La construction prétorienne de la chambre criminelle sur les obligations de dénonciation (articles 434-1 et 434-3 du code pénal) s’organise autour de deux pôles complémentaires : d’une part, une lecture rigoureuse des éléments constitutifs et du champ de l’immunité familiale, interdisant toute extension de l’incrimination au-delà des prévisions textuelles ; d’autre part, un contrôle procédural exigeant — motivation, saisine, application de la loi pénale dans le temps — qui protège le justiciable contre les mises en accusation insuffisamment étayées. L’arrêt du 10 juin 2026 (n° 26-81.714) en constitue la synthèse la plus récente, rappelant que le principe de légalité criminelle ne tolère ni approximation temporelle ni incrimination rétroactive. Les praticiens de la défense pénale trouveront dans cette jurisprudence les instruments d’un contrôle systématique des périodes de prévention au regard des versions successives des textes d’incrimination, ainsi que l’obligation pour les juridictions d’instruction de dater avec précision les périodes de connaissance de l’infraction par le prévenu, sous peine de censure pour insuffisance de motivation.

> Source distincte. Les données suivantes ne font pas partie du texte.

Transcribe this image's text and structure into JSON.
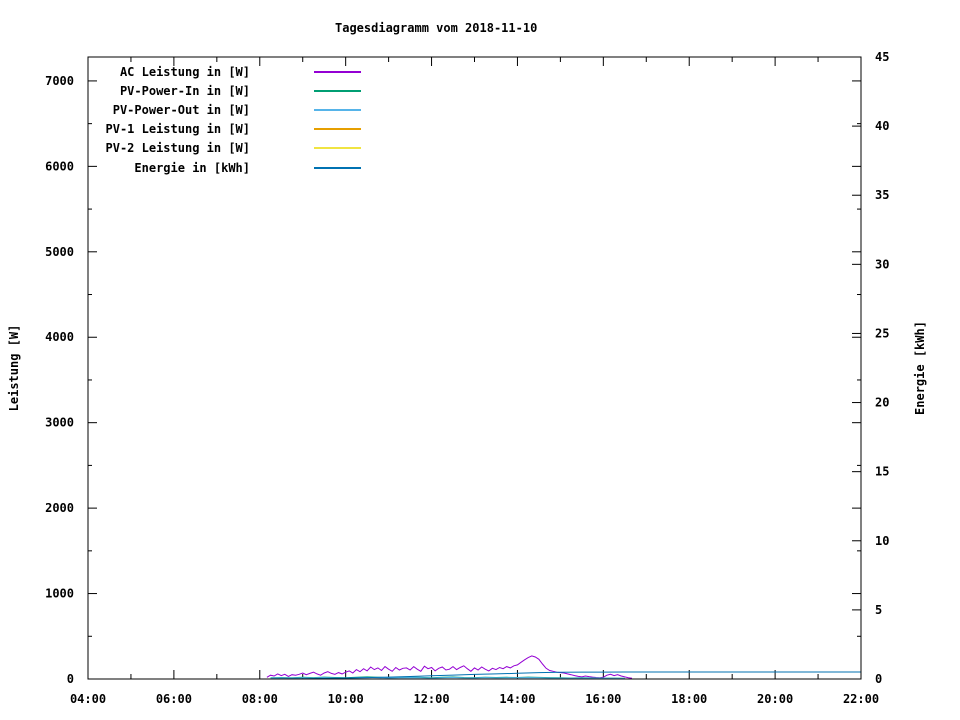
{
  "page": {
    "background": "#ffffff",
    "text_color": "#000000"
  },
  "chart_data": {
    "type": "line",
    "title": "Tagesdiagramm vom 2018-11-10",
    "grid": false,
    "legend": {
      "position": "top-left"
    },
    "x_axis": {
      "unit": "time-of-day",
      "range_hours": [
        4,
        22
      ],
      "major_ticks": [
        4,
        6,
        8,
        10,
        12,
        14,
        16,
        18,
        20,
        22
      ],
      "major_tick_labels": [
        "04:00",
        "06:00",
        "08:00",
        "10:00",
        "12:00",
        "14:00",
        "16:00",
        "18:00",
        "20:00",
        "22:00"
      ],
      "minor_ticks": [
        5,
        7,
        9,
        11,
        13,
        15,
        17,
        19,
        21
      ]
    },
    "y_left": {
      "label": "Leistung [W]",
      "range": [
        0,
        7280
      ],
      "major_ticks": [
        0,
        1000,
        2000,
        3000,
        4000,
        5000,
        6000,
        7000
      ],
      "tick_labels": [
        "0",
        "1000",
        "2000",
        "3000",
        "4000",
        "5000",
        "6000",
        "7000"
      ],
      "minor_ticks": [
        500,
        1500,
        2500,
        3500,
        4500,
        5500,
        6500
      ]
    },
    "y_right": {
      "label": "Energie [kWh]",
      "range": [
        0,
        45
      ],
      "major_ticks": [
        0,
        5,
        10,
        15,
        20,
        25,
        30,
        35,
        40,
        45
      ],
      "tick_labels": [
        "0",
        "5",
        "10",
        "15",
        "20",
        "25",
        "30",
        "35",
        "40",
        "45"
      ]
    },
    "series": [
      {
        "name": "AC Leistung in [W]",
        "color": "#9400d3",
        "axis": "left",
        "x_start": 8.167,
        "x_step": 0.08333,
        "values": [
          20,
          45,
          35,
          60,
          40,
          55,
          30,
          50,
          45,
          55,
          70,
          50,
          65,
          80,
          60,
          45,
          70,
          85,
          65,
          55,
          75,
          60,
          80,
          95,
          70,
          110,
          85,
          120,
          95,
          140,
          110,
          130,
          100,
          145,
          115,
          90,
          135,
          105,
          125,
          130,
          105,
          145,
          115,
          90,
          150,
          120,
          135,
          95,
          125,
          140,
          105,
          115,
          145,
          110,
          135,
          155,
          120,
          90,
          130,
          105,
          140,
          115,
          95,
          125,
          110,
          135,
          120,
          145,
          130,
          155,
          165,
          195,
          225,
          250,
          270,
          258,
          230,
          175,
          125,
          100,
          90,
          80,
          75,
          70,
          60,
          50,
          40,
          30,
          25,
          35,
          28,
          22,
          18,
          15,
          20,
          45,
          55,
          40,
          50,
          35,
          25,
          15,
          8
        ]
      },
      {
        "name": "PV-Power-In in [W]",
        "color": "#009e73",
        "axis": "left",
        "x_start": 8.25,
        "x_step": 0.25,
        "values": [
          14,
          18,
          15,
          20,
          16,
          22,
          18,
          14,
          20,
          24,
          20,
          16,
          18,
          22,
          19,
          15,
          20,
          23,
          18,
          16,
          21,
          17,
          20,
          18,
          22,
          19,
          16,
          14,
          12,
          15,
          13,
          11,
          10,
          8
        ]
      },
      {
        "name": "PV-Power-Out in [W]",
        "color": "#56b4e9",
        "axis": "left",
        "x_start": 8.25,
        "x_step": 0.25,
        "values": [
          10,
          13,
          11,
          15,
          12,
          16,
          13,
          10,
          15,
          18,
          15,
          12,
          14,
          16,
          14,
          11,
          15,
          17,
          13,
          12,
          16,
          13,
          15,
          14,
          16,
          14,
          12,
          10,
          9,
          11,
          10,
          8,
          7,
          6
        ]
      },
      {
        "name": "PV-1 Leistung in [W]",
        "color": "#e69f00",
        "axis": "left",
        "values": []
      },
      {
        "name": "PV-2 Leistung in [W]",
        "color": "#f0e442",
        "axis": "left",
        "values": []
      },
      {
        "name": "Energie in [kWh]",
        "color": "#0072b2",
        "axis": "right",
        "x": [
          8.2,
          9,
          9.5,
          10,
          10.5,
          11,
          11.5,
          12,
          12.5,
          13,
          13.5,
          14,
          14.5,
          15,
          15.5,
          16,
          16.5,
          17,
          22
        ],
        "values": [
          0,
          0.02,
          0.04,
          0.07,
          0.1,
          0.14,
          0.18,
          0.23,
          0.28,
          0.33,
          0.37,
          0.41,
          0.46,
          0.49,
          0.5,
          0.5,
          0.51,
          0.51,
          0.51
        ]
      }
    ]
  }
}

La jurisprudence de la chambre criminelle offre ainsi aux praticiens un cadre méthodologique éprouvé. Pour chaque poursuite fondée sur les articles 434-1 ou 434-3 du code pénal, il convient d’examiner successivement : la date de commission des faits omis (pour identifier le texte applicable), l’âge de la victime au moment des faits (pour déterminer le champ de l’immunité familiale), la date de connaissance des faits par le prévenu (pour circonscrire la période infractionnelle et le point de départ du délai de prescription), et la cohérence de la saisine de la juridiction d’instruction (pour vérifier l’absence d’excès de pouvoir). Ce contrôle, période par période, constitue la traduction contentieuse du principe de légalité dont la chambre criminelle assure une garde vigilante.